Arthritis is a painful condition that is caused by inflammation of the joints. It is most common in older dogs, but any age or breed of dog can be affected. Obesity, genetics, and old injuries are a few predisposing factors. If your dog is limping, having trouble getting up, or has developed exercise intolerance, it may be time to talk to your vet.
Fortunately, there are a lot of treatment options for canine arthritis. Proper weight management, prescription foods, and glucosamine supplements are common treatments for arthritis in dogs.
5. Dental Disease
Proper dental care for dogs has become a priority in the last decade. Research has proven that dental hygiene is essential to overall health in dogs. Untreated dental disease can lead to heart problems, infection, and kidney failure.

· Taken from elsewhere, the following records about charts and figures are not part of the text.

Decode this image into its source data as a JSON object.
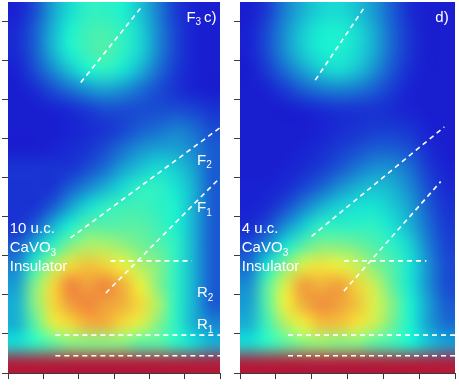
{
  "chart_data": [
    {
      "type": "heatmap",
      "x": [
        0.25,
        0.75,
        1.25,
        1.75,
        2.25,
        2.75,
        3.25,
        3.75,
        4.25,
        4.75,
        5.25,
        5.75
      ],
      "y": [
        0.25,
        0.75,
        1.25,
        1.75,
        2.25,
        2.75,
        3.25,
        3.75,
        4.25,
        4.75,
        5.25,
        5.75,
        6.25,
        6.75,
        7.25,
        7.75,
        8.25,
        8.75,
        9.25
      ],
      "z": [
        [
          0.95,
          0.95,
          0.95,
          0.95,
          0.95,
          0.95,
          0.95,
          0.95,
          0.95,
          0.95,
          0.95,
          0.95
        ],
        [
          0.35,
          0.4,
          0.45,
          0.5,
          0.5,
          0.5,
          0.5,
          0.45,
          0.45,
          0.4,
          0.35,
          0.3
        ],
        [
          0.3,
          0.45,
          0.6,
          0.65,
          0.7,
          0.7,
          0.65,
          0.6,
          0.5,
          0.4,
          0.3,
          0.25
        ],
        [
          0.3,
          0.5,
          0.65,
          0.72,
          0.75,
          0.72,
          0.7,
          0.65,
          0.55,
          0.4,
          0.3,
          0.2
        ],
        [
          0.28,
          0.5,
          0.65,
          0.75,
          0.72,
          0.75,
          0.7,
          0.62,
          0.5,
          0.4,
          0.3,
          0.2
        ],
        [
          0.25,
          0.4,
          0.55,
          0.65,
          0.68,
          0.66,
          0.62,
          0.55,
          0.5,
          0.4,
          0.3,
          0.2
        ],
        [
          0.2,
          0.3,
          0.4,
          0.5,
          0.55,
          0.55,
          0.52,
          0.48,
          0.45,
          0.4,
          0.3,
          0.2
        ],
        [
          0.15,
          0.2,
          0.3,
          0.38,
          0.45,
          0.45,
          0.45,
          0.45,
          0.42,
          0.38,
          0.3,
          0.2
        ],
        [
          0.15,
          0.15,
          0.2,
          0.28,
          0.35,
          0.4,
          0.42,
          0.42,
          0.4,
          0.38,
          0.3,
          0.2
        ],
        [
          0.15,
          0.15,
          0.15,
          0.2,
          0.25,
          0.3,
          0.35,
          0.4,
          0.4,
          0.36,
          0.3,
          0.2
        ],
        [
          0.15,
          0.15,
          0.15,
          0.15,
          0.18,
          0.22,
          0.28,
          0.32,
          0.35,
          0.33,
          0.28,
          0.2
        ],
        [
          0.12,
          0.12,
          0.13,
          0.14,
          0.15,
          0.18,
          0.22,
          0.26,
          0.28,
          0.28,
          0.25,
          0.2
        ],
        [
          0.12,
          0.12,
          0.12,
          0.13,
          0.14,
          0.15,
          0.17,
          0.2,
          0.22,
          0.24,
          0.22,
          0.18
        ],
        [
          0.12,
          0.12,
          0.13,
          0.14,
          0.16,
          0.18,
          0.18,
          0.18,
          0.18,
          0.18,
          0.17,
          0.15
        ],
        [
          0.12,
          0.14,
          0.18,
          0.22,
          0.26,
          0.28,
          0.26,
          0.22,
          0.18,
          0.15,
          0.13,
          0.12
        ],
        [
          0.13,
          0.18,
          0.25,
          0.32,
          0.38,
          0.4,
          0.36,
          0.3,
          0.22,
          0.16,
          0.13,
          0.12
        ],
        [
          0.14,
          0.2,
          0.3,
          0.38,
          0.42,
          0.44,
          0.4,
          0.34,
          0.25,
          0.17,
          0.13,
          0.12
        ],
        [
          0.14,
          0.2,
          0.3,
          0.38,
          0.42,
          0.43,
          0.4,
          0.34,
          0.25,
          0.17,
          0.13,
          0.12
        ],
        [
          0.13,
          0.18,
          0.28,
          0.35,
          0.4,
          0.4,
          0.38,
          0.32,
          0.24,
          0.16,
          0.13,
          0.12
        ]
      ],
      "zlim": [
        0,
        1
      ],
      "xlim": [
        0,
        6
      ],
      "xticks": [
        0,
        1,
        2,
        3,
        4,
        5,
        6
      ],
      "ylim": [
        0,
        9.5
      ],
      "yticks": [
        0,
        1,
        2,
        3,
        4,
        5,
        6,
        7,
        8,
        9
      ],
      "tick_labels": false,
      "series": [
        {
          "x": [
            2.06,
            3.77
          ],
          "y": [
            7.44,
            9.36
          ],
          "color": "#ffffff",
          "line_style": "dashed"
        },
        {
          "x": [
            1.77,
            6.0
          ],
          "y": [
            3.46,
            6.28
          ],
          "color": "#ffffff",
          "line_style": "dashed"
        },
        {
          "x": [
            2.77,
            6.0
          ],
          "y": [
            2.05,
            5.0
          ],
          "color": "#ffffff",
          "line_style": "dashed"
        },
        {
          "x": [
            2.9,
            5.2
          ],
          "y": [
            2.87,
            2.87
          ],
          "color": "#ffffff",
          "line_style": "dashed"
        },
        {
          "x": [
            1.34,
            6.0
          ],
          "y": [
            0.97,
            0.97
          ],
          "color": "#ffffff",
          "line_style": "dashed"
        },
        {
          "x": [
            1.34,
            6.0
          ],
          "y": [
            0.44,
            0.44
          ],
          "color": "#ffffff",
          "line_style": "dashed"
        }
      ],
      "annotations": [
        {
          "text": "F3",
          "x": 5.05,
          "y": 9.1
        },
        {
          "text": "c)",
          "x": 5.55,
          "y": 9.1
        },
        {
          "text": "F2",
          "x": 5.35,
          "y": 5.44
        },
        {
          "text": "F1",
          "x": 5.35,
          "y": 4.23
        },
        {
          "text": "R2",
          "x": 5.35,
          "y": 2.05
        },
        {
          "text": "R1",
          "x": 5.35,
          "y": 1.23
        },
        {
          "text": "10 u.c.",
          "x": 0.05,
          "y": 3.7
        },
        {
          "text": "CaVO3",
          "x": 0.05,
          "y": 3.2
        },
        {
          "text": "Insulator",
          "x": 0.05,
          "y": 2.72
        }
      ]
    },
    {
      "type": "heatmap",
      "x": [
        0.25,
        0.75,
        1.25,
        1.75,
        2.25,
        2.75,
        3.25,
        3.75,
        4.25,
        4.75,
        5.25,
        5.75
      ],
      "y": [
        0.25,
        0.75,
        1.25,
        1.75,
        2.25,
        2.75,
        3.25,
        3.75,
        4.25,
        4.75,
        5.25,
        5.75,
        6.25,
        6.75,
        7.25,
        7.75,
        8.25,
        8.75,
        9.25
      ],
      "z": [
        [
          0.95,
          0.95,
          0.95,
          0.95,
          0.95,
          0.95,
          0.95,
          0.95,
          0.95,
          0.95,
          0.95,
          0.95
        ],
        [
          0.35,
          0.4,
          0.45,
          0.5,
          0.52,
          0.5,
          0.5,
          0.45,
          0.42,
          0.38,
          0.32,
          0.28
        ],
        [
          0.3,
          0.42,
          0.55,
          0.62,
          0.68,
          0.68,
          0.64,
          0.58,
          0.48,
          0.38,
          0.28,
          0.22
        ],
        [
          0.28,
          0.45,
          0.62,
          0.7,
          0.74,
          0.72,
          0.68,
          0.6,
          0.5,
          0.38,
          0.28,
          0.2
        ],
        [
          0.26,
          0.45,
          0.6,
          0.72,
          0.7,
          0.72,
          0.66,
          0.58,
          0.46,
          0.36,
          0.26,
          0.18
        ],
        [
          0.22,
          0.36,
          0.5,
          0.6,
          0.64,
          0.62,
          0.58,
          0.5,
          0.44,
          0.36,
          0.26,
          0.18
        ],
        [
          0.18,
          0.26,
          0.36,
          0.45,
          0.5,
          0.5,
          0.48,
          0.44,
          0.4,
          0.34,
          0.24,
          0.17
        ],
        [
          0.14,
          0.18,
          0.26,
          0.33,
          0.4,
          0.4,
          0.4,
          0.4,
          0.36,
          0.3,
          0.22,
          0.16
        ],
        [
          0.13,
          0.14,
          0.18,
          0.24,
          0.3,
          0.34,
          0.36,
          0.36,
          0.33,
          0.28,
          0.2,
          0.15
        ],
        [
          0.13,
          0.13,
          0.14,
          0.17,
          0.21,
          0.26,
          0.3,
          0.32,
          0.3,
          0.25,
          0.18,
          0.14
        ],
        [
          0.12,
          0.12,
          0.13,
          0.14,
          0.16,
          0.19,
          0.23,
          0.26,
          0.26,
          0.22,
          0.16,
          0.13
        ],
        [
          0.12,
          0.12,
          0.12,
          0.13,
          0.14,
          0.16,
          0.18,
          0.2,
          0.2,
          0.18,
          0.14,
          0.12
        ],
        [
          0.12,
          0.12,
          0.12,
          0.12,
          0.13,
          0.14,
          0.15,
          0.16,
          0.16,
          0.15,
          0.13,
          0.12
        ],
        [
          0.12,
          0.12,
          0.12,
          0.13,
          0.14,
          0.15,
          0.15,
          0.15,
          0.14,
          0.13,
          0.12,
          0.12
        ],
        [
          0.12,
          0.13,
          0.16,
          0.2,
          0.23,
          0.24,
          0.23,
          0.2,
          0.16,
          0.13,
          0.12,
          0.12
        ],
        [
          0.12,
          0.16,
          0.22,
          0.28,
          0.33,
          0.35,
          0.32,
          0.26,
          0.19,
          0.14,
          0.12,
          0.12
        ],
        [
          0.13,
          0.18,
          0.26,
          0.33,
          0.37,
          0.38,
          0.35,
          0.29,
          0.21,
          0.15,
          0.12,
          0.12
        ],
        [
          0.13,
          0.18,
          0.26,
          0.33,
          0.37,
          0.38,
          0.35,
          0.29,
          0.21,
          0.15,
          0.12,
          0.12
        ],
        [
          0.12,
          0.16,
          0.24,
          0.3,
          0.34,
          0.35,
          0.32,
          0.27,
          0.2,
          0.14,
          0.12,
          0.12
        ]
      ],
      "zlim": [
        0,
        1
      ],
      "xlim": [
        0,
        6
      ],
      "xticks": [
        0,
        1,
        2,
        3,
        4,
        5,
        6
      ],
      "ylim": [
        0,
        9.5
      ],
      "yticks": [
        0,
        1,
        2,
        3,
        4,
        5,
        6,
        7,
        8,
        9
      ],
      "tick_labels": false,
      "series": [
        {
          "x": [
            2.1,
            3.5
          ],
          "y": [
            7.5,
            9.4
          ],
          "color": "#ffffff",
          "line_style": "dashed"
        },
        {
          "x": [
            2.0,
            5.7
          ],
          "y": [
            3.5,
            6.3
          ],
          "color": "#ffffff",
          "line_style": "dashed"
        },
        {
          "x": [
            2.9,
            5.6
          ],
          "y": [
            2.1,
            4.9
          ],
          "color": "#ffffff",
          "line_style": "dashed"
        },
        {
          "x": [
            2.9,
            5.2
          ],
          "y": [
            2.87,
            2.87
          ],
          "color": "#ffffff",
          "line_style": "dashed"
        },
        {
          "x": [
            1.34,
            6.0
          ],
          "y": [
            0.97,
            0.97
          ],
          "color": "#ffffff",
          "line_style": "dashed"
        },
        {
          "x": [
            1.34,
            6.0
          ],
          "y": [
            0.44,
            0.44
          ],
          "color": "#ffffff",
          "line_style": "dashed"
        }
      ],
      "annotations": [
        {
          "text": "d)",
          "x": 5.45,
          "y": 9.1
        },
        {
          "text": "4 u.c.",
          "x": 0.05,
          "y": 3.7
        },
        {
          "text": "CaVO3",
          "x": 0.05,
          "y": 3.2
        },
        {
          "text": "Insulator",
          "x": 0.05,
          "y": 2.72
        }
      ]
    }
  ]
}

If you notice a foul smell coming from your pet’s mouth, this is not normal and indicates unhealthy teeth and gums. Hesitating to eat or dropping food when eating can signify your dog is experiencing discomfort related to a dental issue.
6. Urinary Tract Infections (UTI)
If your potty-trained dog has suddenly started urinating in the house, a vet visit might be in order. Accidents in the house are one of the common signs of a UTI. Other signs of UTI in dogs include painful urinating, straining to urinate, blood in your dog’s urine, and foul-smelling urine.
Kidney disease, diabetes, and bacteria can all cause UTIs in dogs. These conditions can leave your dog in severe pain and infection if left untreated. Most UTIs need antibiotic therapy to be resolved.
7. Gastrointestinal Parasites
Controlling parasites is a large part of dog ownership. They are susceptible to intestinal parasites such as roundworms, heartworms, Giardia, etc. Dogs acquire internal parasites by ingesting fleas, drinking from infected water, or ingesting infected soil.
It can be challenging to detect if your pet has intestinal parasites, as most species, are microscopic organisms. Tapeworms and roundworms are the only two that can be seen in your dog’s stool with the naked eye. A dog infected with intestinal parasites may have diarrhea, vomiting, weight loss, or abdominal pain.
8. External Parasites
External parasites affect your dog’s coat and skin. They consist of fleas, ticks, and mites and are usually easier to detect than gastrointestinal parasites. They can cause severe scratching and skin inflammation if left untreated, and can lead to skin infections.
There are a variety of flea and tick preventatives to choose from, and most of these medications can also help prevent mites and intestinal parasites. It’s important to talk to your vet to decide which preventative measure is best for your dog.
A single instance of diarrhea is standard for most dogs, but there are cases when you should take a dog to the vet. These include diarrhea with vomiting, lethargy, inappetence, or abdominal pain.
Persistent diarrhea can quickly lead to dehydration and can signify other health issues. New medications, food allergies, internal parasites, and other factors can cause diarrhea in dogs.
Dogs eat things they are not supposed to and tend to vomit a lot more than humans do. Also, they drink their water too fast and eat too quickly. These can all be regular occurrences for your dog and are not a cause for worry.
If your dog has stopped eating or drinking, seems lethargic, or has diarrhea, it’s time to see the vet. Continual vomiting or vomiting with the above symptoms can be signs of severe illness and should not be ignored.
Always consult your veterinarian if you are concerned about your pet’s health. Contact your vet or an emergency hospital if your dog has ingested something toxic. You can also call the Pet Poison Helpline for support and guidance.